Activity 3: Case Study

  • Divide students into small groups of at least seven. Assign students in each group or have groups assign themselves the following roles. Place any extra students into the attorney groups.
  • Three students will role play justices of the court.
  • Two students will role play the petitioners
  • Two students will role play the respondents.
  • Distribute the handout, “Preparing the Case Study” to all students. Tell them they will be conducting a case study exploring the issues from one of the two news stories they viewed earlier.
  • Review the directions with the justices and the attorneys. Then have students prepare their cases. Point out that the pastor of the Dove World Outreach Center only threatened to burn copies of the Quran, but this threat was never carried out. However, for the activity, they are to consider the case as if the Qurans were burned.
  • When you have students conduct the case study reviews, try to distance the student groups away from each other so that their conversation doesn’t distract the other groups.
  • Each set of attorneys is allowed five minutes to present their case. Justices can ask relevant questions at any time during or after oral arguments.
  • After each attorney group as presented their case, the judges have five minutes to deliberate and arrive at a decision. This deliberation should be held away from the attorneys or could occur out of class as homework.
  • After all groups have completed the case study, have a spokesperson from each group summarize the case and the decision.
  • Compare students decisions on this case with the Supreme Court decision handed down in March, 2011. Details of the decision can be found on this PBS NewsHour story “Supreme Court Rules for Controversial Funeral Protesters in Free Speech Case.”

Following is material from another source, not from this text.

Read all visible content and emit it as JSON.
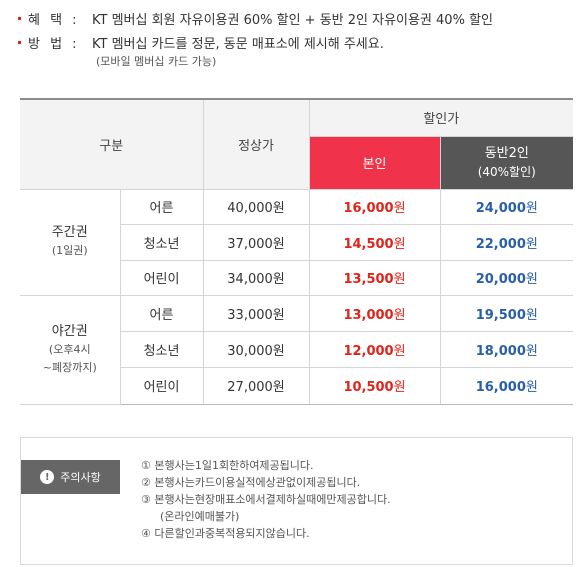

Have students write a summary essay on the case they reviewed. In their essay they should have the following information:

  • Brief summary of the circumstances surrounding the case.
  • Positions held by the petitioner and the respondent.
  • Their personal position on the case and whether they agreed or disagreed with the judges’ decision. (Students who role-played judges can express dissenting opinions or why the felt the decision was just.)
  • What they believe the impact of the judges’ decision would be on the litigants of the case and on society in general.

Extension Activities

  • Have students research landmark free expression cases such as Tinker v. De Moines, Hazelwood v. Kuhlmeier, Morse v. Frederick, New York Times v. United States, Citizens United v. FEC  or other cases (many of these can be found at Cornell University Law School’s Legal Information Institute. Have them conduct case studies on one of these cases and compare their proceedings and decisions with the Supreme Court’s decisions.
  • Students can learn much from political cartoons. Have students analyze several political cartoons that feature First Amendment issues of free speech and press. One good source for cartoons is Daryl Cagle’s Political Cartoonists Index. Have students analyze the cartoons by identifying the main characters (famous or common people, symbols, and caricatures), the event the cartoon depicts, the cartoonist’s opinion or statement, and student’s opinion of the cartoon’s message.  Students can develop poster or digital presentations.
  • National opinion polls show that most Americans are in favor of the free expression protections outlined in the First Amendment. Yet, the same polls indicate that when expression turns to political views they dislike or find offensive, they want to see it restricted or censored all together. Have students research examples of constitutionally approved speech that was offensive to others. Then have them develop a poll asking respondents to determine whether the offending acts of free expression should be restricted or censored.